LMAOBOX non è esattamente il segreto meglio custodito di internet. Se ne parla praticamente ovunque, da Reddit ai forum dedicati al gaming, dai canali tematici di Youtube fino alle chat su Steam. A voler ridurre gli sforzi a una ricerca veloce, il primo risultato offerto da Google—che poi è il sito ufficiale del progetto, con tanto di community annessa—basta e avanza per farsi un'idea ben definita sull'argomento. Il fenomeno del cheating sembra interessare un cospicuo numero di addetti ai lavori, ma non al punto da spingere Valve ad adottare contromisure effttcaci.

C'è chi dice che l'azienda di Gabe Newell non consideri Team Fortress 2 abbastanza redditizio da pensare di investire ulteriori risorse in un cambio di server, chi sospetta che una certa quota di gente che bara possa addirittura essere considerata fisiologica, in questo tipo di business. Fatto sta che nulla o quasi sembra cambiare. Almeno, non fino a quel 30 aprile 2016.

Edoardo lo incontro proprio su una di queste community online dedicate a Team Fortress. Ha giocato sporco, lo ammette. Non cerca giustificazioni, nessun meccanismo di auto-assoluzione. "Ho letto molti commenti che parlano di legit cheating [argomento a cui il creatore di LMAOBOX ha persino dedicato la propria tesi di laurea, ndr], ovvero di quale possa essere la corretta quantità di aiuti di cui usufruire, senza che questi pregiudichino la competizione. Ma sono stronzate, la quantità corretta è zero, non ha senso girarci attorno."

Pubblicità

Nel 2014 PC Gamer aveva dedicato un'ottima inchiesta al mondo del cheating nei videogiochi.

Edoardo sembra non avere dubbi anche quando si parla del suo ban, "È stato giusto così, sapevamo un po' tutti che questo momento sarebbe arrivato. Non voglio dire che ne sia contento, assolutamente. Non hai idea di quanto mi roda per i cappelli".

I cappelli, già. Team Fortress 2 ha brevettato un sistema comunemente definito come "economia dei cappelli", un sistema che ha permesso a Valve di rendere il titolo free-to-play già a partire dal 2010. Il meccanismo, ad una prima analisi, sembra piuttosto banale: il gioco ricompensa l'utente con delle 'scatole', elargite su base temporale e utilizzando criteri totalmente casuali. Queste scatole contengono degli oggetti (cappelli da indossare nel gioco, perlopiù), di valore e rarità variabile, ma per essere aperte necessitano di una chiave. Chiave che può essere acquistata al prezzo di 2$, direttamente da Valve.

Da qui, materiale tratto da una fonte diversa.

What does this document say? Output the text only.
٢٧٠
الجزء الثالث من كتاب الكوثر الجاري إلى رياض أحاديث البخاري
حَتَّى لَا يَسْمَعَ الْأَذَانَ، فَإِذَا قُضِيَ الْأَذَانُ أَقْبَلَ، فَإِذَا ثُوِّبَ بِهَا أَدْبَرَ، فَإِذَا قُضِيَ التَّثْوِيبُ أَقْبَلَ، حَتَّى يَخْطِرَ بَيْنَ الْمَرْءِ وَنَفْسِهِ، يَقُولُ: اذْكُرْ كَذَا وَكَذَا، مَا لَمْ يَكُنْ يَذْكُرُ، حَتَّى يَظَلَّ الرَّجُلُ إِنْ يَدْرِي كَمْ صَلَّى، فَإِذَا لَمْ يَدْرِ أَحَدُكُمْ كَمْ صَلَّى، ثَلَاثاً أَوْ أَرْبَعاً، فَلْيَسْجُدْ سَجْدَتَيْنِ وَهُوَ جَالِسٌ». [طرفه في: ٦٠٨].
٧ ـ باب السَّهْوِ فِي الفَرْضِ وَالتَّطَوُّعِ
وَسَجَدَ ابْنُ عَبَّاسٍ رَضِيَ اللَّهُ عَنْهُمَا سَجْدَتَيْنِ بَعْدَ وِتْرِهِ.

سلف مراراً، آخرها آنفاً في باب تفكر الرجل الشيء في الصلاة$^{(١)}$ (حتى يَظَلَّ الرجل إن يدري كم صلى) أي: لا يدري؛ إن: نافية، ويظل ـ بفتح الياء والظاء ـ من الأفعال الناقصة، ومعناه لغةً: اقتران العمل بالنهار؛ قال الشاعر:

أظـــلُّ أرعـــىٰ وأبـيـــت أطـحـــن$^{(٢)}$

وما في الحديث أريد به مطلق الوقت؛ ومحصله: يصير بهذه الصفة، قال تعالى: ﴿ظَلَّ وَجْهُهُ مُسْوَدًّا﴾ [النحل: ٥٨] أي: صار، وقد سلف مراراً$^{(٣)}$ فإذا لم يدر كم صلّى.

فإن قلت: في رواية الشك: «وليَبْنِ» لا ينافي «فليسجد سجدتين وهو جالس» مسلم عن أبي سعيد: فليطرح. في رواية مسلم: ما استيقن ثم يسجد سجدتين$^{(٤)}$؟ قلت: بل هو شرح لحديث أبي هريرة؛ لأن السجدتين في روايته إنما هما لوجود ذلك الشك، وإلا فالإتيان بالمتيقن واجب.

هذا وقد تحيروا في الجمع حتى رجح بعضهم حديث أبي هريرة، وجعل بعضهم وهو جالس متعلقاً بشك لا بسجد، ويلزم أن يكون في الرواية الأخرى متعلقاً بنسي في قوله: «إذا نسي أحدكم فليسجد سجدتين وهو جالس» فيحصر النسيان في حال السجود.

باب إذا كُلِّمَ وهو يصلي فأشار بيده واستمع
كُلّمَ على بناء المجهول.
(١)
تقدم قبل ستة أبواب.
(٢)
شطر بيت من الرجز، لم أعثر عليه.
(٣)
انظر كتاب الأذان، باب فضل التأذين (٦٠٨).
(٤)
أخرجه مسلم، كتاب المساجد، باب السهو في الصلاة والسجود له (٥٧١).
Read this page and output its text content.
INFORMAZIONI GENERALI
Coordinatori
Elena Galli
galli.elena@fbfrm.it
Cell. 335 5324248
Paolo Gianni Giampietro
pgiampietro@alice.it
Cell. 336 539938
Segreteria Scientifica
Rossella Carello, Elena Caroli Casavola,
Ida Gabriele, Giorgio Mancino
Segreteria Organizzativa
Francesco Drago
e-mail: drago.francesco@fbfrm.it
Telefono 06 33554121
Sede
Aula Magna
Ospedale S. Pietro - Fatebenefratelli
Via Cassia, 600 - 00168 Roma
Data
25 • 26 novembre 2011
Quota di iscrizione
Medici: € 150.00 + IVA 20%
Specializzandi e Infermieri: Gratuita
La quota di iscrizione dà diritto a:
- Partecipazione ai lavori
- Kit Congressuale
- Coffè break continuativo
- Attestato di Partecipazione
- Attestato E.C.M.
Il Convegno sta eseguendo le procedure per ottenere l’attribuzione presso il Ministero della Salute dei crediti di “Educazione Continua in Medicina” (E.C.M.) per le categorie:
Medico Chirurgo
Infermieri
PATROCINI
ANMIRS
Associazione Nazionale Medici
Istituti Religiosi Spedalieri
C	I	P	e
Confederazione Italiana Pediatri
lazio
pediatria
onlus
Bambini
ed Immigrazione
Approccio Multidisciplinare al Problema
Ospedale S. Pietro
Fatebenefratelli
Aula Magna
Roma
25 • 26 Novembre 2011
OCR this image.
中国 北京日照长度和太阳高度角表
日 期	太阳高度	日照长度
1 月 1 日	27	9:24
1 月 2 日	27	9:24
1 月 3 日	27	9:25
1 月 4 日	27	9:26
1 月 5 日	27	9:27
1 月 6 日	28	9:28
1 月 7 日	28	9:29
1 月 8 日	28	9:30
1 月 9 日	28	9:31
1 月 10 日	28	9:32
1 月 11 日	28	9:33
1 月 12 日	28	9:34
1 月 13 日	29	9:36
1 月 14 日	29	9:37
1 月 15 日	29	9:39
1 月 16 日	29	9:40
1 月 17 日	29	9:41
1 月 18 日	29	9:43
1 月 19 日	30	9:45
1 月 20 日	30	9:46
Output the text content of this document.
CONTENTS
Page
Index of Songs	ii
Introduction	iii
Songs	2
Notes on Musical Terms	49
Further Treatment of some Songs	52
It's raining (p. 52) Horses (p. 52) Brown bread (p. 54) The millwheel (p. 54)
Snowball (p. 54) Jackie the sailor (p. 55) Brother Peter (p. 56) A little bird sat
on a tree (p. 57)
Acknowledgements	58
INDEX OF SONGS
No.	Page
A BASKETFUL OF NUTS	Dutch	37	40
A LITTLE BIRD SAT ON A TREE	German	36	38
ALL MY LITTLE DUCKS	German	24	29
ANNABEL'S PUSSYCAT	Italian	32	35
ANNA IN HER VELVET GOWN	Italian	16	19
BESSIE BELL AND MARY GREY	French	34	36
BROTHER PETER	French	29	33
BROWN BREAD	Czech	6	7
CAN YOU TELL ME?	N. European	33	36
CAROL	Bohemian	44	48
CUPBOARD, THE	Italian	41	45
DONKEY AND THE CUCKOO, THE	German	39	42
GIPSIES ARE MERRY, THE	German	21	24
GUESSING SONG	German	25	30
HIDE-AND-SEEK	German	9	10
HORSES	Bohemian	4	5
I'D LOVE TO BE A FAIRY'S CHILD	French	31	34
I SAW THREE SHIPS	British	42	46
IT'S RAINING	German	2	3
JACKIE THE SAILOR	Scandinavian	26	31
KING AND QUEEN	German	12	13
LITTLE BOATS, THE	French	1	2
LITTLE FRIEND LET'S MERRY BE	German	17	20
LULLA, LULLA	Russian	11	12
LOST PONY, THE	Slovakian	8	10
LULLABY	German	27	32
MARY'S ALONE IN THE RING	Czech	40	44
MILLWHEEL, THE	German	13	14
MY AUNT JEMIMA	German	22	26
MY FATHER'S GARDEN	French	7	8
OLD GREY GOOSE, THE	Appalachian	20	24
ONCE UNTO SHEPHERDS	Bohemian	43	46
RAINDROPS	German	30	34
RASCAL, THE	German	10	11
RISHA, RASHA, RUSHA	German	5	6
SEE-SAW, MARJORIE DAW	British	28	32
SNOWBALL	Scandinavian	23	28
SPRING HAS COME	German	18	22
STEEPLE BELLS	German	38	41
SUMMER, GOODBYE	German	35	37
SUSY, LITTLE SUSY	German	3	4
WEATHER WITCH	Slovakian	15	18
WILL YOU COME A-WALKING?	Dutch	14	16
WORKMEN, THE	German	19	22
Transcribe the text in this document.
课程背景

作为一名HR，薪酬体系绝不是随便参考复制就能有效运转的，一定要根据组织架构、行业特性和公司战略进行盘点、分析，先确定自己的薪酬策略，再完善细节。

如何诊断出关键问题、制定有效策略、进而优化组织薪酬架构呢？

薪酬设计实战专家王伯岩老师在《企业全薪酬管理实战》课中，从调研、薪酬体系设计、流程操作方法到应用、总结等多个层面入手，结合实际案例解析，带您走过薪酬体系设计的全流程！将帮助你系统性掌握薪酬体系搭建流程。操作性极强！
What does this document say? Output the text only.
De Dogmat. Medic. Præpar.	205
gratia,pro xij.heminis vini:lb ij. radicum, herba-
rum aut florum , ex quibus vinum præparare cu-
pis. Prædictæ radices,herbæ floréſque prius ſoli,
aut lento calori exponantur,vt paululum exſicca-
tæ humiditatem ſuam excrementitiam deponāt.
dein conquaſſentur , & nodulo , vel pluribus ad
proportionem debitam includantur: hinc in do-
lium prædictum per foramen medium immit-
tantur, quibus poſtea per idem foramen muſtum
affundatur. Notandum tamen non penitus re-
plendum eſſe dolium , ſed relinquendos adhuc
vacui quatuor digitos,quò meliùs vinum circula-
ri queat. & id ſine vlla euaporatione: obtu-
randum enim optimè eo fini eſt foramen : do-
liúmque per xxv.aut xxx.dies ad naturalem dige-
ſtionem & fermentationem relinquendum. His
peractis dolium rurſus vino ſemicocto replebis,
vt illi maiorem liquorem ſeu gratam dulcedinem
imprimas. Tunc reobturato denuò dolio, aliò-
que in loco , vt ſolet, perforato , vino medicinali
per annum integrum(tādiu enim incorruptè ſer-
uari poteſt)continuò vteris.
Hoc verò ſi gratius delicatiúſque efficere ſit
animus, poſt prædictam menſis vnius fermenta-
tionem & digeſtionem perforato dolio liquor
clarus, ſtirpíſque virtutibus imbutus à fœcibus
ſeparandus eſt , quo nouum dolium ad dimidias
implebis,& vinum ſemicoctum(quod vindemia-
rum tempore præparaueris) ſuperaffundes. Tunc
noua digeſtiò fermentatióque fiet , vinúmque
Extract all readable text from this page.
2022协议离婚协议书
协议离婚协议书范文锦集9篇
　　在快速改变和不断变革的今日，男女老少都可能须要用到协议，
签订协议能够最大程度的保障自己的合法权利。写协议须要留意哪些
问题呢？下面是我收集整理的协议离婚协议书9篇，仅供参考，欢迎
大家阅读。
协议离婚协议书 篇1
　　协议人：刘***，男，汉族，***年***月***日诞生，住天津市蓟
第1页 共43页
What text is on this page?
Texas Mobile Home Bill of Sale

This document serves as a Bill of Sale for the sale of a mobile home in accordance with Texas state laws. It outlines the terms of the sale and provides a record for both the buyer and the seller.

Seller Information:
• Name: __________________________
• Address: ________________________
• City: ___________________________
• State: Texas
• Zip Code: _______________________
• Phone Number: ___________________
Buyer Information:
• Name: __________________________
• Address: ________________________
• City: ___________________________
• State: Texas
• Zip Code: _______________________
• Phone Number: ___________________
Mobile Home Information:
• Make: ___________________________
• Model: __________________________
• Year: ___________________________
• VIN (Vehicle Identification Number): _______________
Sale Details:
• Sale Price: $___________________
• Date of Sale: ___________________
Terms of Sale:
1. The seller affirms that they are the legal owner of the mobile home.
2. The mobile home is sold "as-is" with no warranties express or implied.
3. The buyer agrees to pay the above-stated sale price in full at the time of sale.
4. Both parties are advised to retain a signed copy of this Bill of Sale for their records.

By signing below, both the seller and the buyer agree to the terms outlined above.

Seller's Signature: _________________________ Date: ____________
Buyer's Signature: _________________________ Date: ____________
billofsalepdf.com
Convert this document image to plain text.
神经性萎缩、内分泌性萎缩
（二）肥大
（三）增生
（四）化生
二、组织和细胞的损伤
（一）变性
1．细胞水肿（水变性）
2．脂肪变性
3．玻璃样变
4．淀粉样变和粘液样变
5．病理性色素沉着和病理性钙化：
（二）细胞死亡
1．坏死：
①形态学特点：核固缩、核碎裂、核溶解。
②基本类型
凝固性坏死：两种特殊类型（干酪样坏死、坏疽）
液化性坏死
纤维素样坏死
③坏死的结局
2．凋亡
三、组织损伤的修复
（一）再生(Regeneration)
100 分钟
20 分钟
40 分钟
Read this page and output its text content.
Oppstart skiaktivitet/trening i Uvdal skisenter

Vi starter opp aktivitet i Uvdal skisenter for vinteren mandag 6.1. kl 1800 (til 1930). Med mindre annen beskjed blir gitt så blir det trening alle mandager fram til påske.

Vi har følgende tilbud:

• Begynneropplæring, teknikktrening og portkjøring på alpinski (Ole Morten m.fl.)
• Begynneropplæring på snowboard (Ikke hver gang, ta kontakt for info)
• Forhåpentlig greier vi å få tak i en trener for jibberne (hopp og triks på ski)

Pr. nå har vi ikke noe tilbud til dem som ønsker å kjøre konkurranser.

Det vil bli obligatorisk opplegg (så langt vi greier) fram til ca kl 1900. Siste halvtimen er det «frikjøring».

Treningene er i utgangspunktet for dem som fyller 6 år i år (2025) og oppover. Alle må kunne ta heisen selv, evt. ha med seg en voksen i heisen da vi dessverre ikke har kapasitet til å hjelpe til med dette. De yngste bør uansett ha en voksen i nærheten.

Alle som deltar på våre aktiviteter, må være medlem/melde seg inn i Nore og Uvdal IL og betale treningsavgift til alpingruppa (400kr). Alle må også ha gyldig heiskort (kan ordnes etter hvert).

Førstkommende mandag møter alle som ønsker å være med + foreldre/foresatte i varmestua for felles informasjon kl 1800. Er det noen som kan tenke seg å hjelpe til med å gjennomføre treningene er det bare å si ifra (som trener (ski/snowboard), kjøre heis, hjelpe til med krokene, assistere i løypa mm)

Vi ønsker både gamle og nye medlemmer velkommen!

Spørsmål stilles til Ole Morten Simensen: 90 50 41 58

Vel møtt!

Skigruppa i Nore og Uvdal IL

È questo il combinato disposto che mette in moto l'economia dei cappelli. Denaro che compra chiavi, chiavi che vengono utilizzate come vera e propria valuta all'interno del gioco, chiavi che comprano oggetti. Oggetti il cui valore è misurabile, in ultima istanza, in denaro.

"Essere bannati dal VAC vuol dire far entrare il tuo account di Steam in una vera e propria lista nera."

"Essere bannati dal VAC vuol dire far entrare il tuo account di Steam in una vera e propria lista nera," continua Edoardo. "E tra tutte, la conseguenza più spiacevole del ban è quella di non poter avere accesso al proprio inventario. L'accesso al gioco è gratuito, creare un altro account non è un problema, ma se sei nella lista nera non puoi più vendere gli oggetti accumulati."

Pubblicità

Si stima che l'ammontare degli inventari andati in fumo in seguito all'ultimo ban di massa superi di gran lunga i centomila dollari (e qui c'è qualcuno che da solo ha perso la bellezza di ventimila dollari), una cifra che cessa di essere notevole, se rapportata all'idea di proiettarla sui 145 mila ban avvenuti durante tutto il mese di aprile. O agli oltre 600 mila dall'inizio dell'anno.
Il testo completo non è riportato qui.